The fastest growth is happening with mobile fitness devices, because they have a less stringent regulatory environment. Yet as these mobile sensors become more accurate, they can accumulate a wealth of personal data about our age, fitness level, interests, social media activity, and online accounts like email and Twitter. Privacy experts caution that consumers may be underestimating the diagnostic capabilities of even rudimentary data collection tools. With downloads of health and fitness related apps expected to exceed a billion by 2016, the privacy implications are staggering.
Hacking Your Body
For many young people, the desire to improve performance, lose weight, and experiment with virtually every health-related variable in their lives is trumping privacy concerns. There are literally dozens of sites where users routinely log and share their exercise routines, diet, and weight loss progress and solicit advice from other users. For those who want to take that analysis to the next level, there are sites like WellnessFX, which issues lab orders for blood tests that range from a quick overview to an almost insane level of detail and complexity. Online you can even get medical, nutritional, and fitness advice, and development plans from doctors, nurses, and nutritionists. The data is made available, and users can track their own progress and share the results with friends, export the data to fitness-related websites and applications, or even share it with their own doctor.

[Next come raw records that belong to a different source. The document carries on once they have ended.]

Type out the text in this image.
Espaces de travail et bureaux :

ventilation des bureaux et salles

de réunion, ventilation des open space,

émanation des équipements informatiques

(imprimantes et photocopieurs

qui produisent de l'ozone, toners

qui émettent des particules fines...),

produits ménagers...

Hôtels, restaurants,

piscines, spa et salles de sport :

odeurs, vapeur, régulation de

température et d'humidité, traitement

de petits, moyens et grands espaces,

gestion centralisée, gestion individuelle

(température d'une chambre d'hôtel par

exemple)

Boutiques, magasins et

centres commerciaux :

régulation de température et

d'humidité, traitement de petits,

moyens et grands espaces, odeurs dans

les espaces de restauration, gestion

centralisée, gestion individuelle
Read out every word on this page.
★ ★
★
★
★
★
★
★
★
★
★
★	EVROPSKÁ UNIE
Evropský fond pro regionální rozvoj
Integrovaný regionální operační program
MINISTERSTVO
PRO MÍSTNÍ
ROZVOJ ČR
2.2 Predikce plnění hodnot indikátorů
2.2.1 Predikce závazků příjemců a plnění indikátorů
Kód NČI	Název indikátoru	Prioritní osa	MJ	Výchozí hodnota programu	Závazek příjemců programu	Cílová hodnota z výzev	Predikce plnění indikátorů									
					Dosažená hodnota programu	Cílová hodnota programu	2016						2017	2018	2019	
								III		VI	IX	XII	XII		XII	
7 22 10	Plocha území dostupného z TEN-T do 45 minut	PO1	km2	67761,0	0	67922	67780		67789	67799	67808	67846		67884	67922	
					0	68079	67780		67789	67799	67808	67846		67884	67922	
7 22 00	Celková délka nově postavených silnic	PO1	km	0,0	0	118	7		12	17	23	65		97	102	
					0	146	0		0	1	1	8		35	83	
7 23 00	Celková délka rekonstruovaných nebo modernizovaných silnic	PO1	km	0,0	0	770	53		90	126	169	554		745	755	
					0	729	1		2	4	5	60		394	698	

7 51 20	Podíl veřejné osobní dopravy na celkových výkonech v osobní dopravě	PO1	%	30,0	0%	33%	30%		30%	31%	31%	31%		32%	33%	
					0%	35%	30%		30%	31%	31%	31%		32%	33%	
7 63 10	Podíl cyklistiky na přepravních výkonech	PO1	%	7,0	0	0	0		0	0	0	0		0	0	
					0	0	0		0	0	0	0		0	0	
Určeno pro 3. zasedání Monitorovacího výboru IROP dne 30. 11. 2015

That’s a Lot of Data Floating Around
The Privacy Rights Clearinghouse warns in a 2013 report that consumers should not assume their data in any mobile application, including health and fitness apps, is private. The study reached that conclusion after studying 43 popular health and fitness applications with large user bases. The analysis found sloppy technical implementations, including apps that transmitted sensitive data in the clear across unencrypted connections, and sometimes transmitted that data to third party servers without informing their users.
The report points out correctly that the average person has no way to access the data security of such applications and, even if that information is disclosed in a privacy policy, few people read them or have the ability to decipher the sometimes technical language. The study did find that paid apps were generally more secure than free apps, because developers were less dependent on selling data profiles to third parties like advertisers.
What About HIPAA?
The Health Insurance Portability and Accountability Act (HIPAA), the law that’s supposed to secure your medical data from prying eyes, was implemented in 1996 when the Internet was still in its infancy. As it stands today, fitness and health related apps don’t have to play by the same rules as your doctor’s office — and HIPAA doesn’t come into play.
The real issue that consumers should consider is that even routine systems data like your pulse, resting heart rate, temperature, and exercise regimen, collected and analyzed over a long period of time, can be used to draw a surprising number of highly-accurate conclusions about your general health and possible injuries. Most people wouldn’t give it a thought — until they twist an ankle sometime, and almost immediately start getting ads for sports rehab clinics and orthopedic medical services.
While diet and fitness apps can be great tools for building a healthier you, be careful about the amount of health data you store and share. Sometimes you never know who’s watching.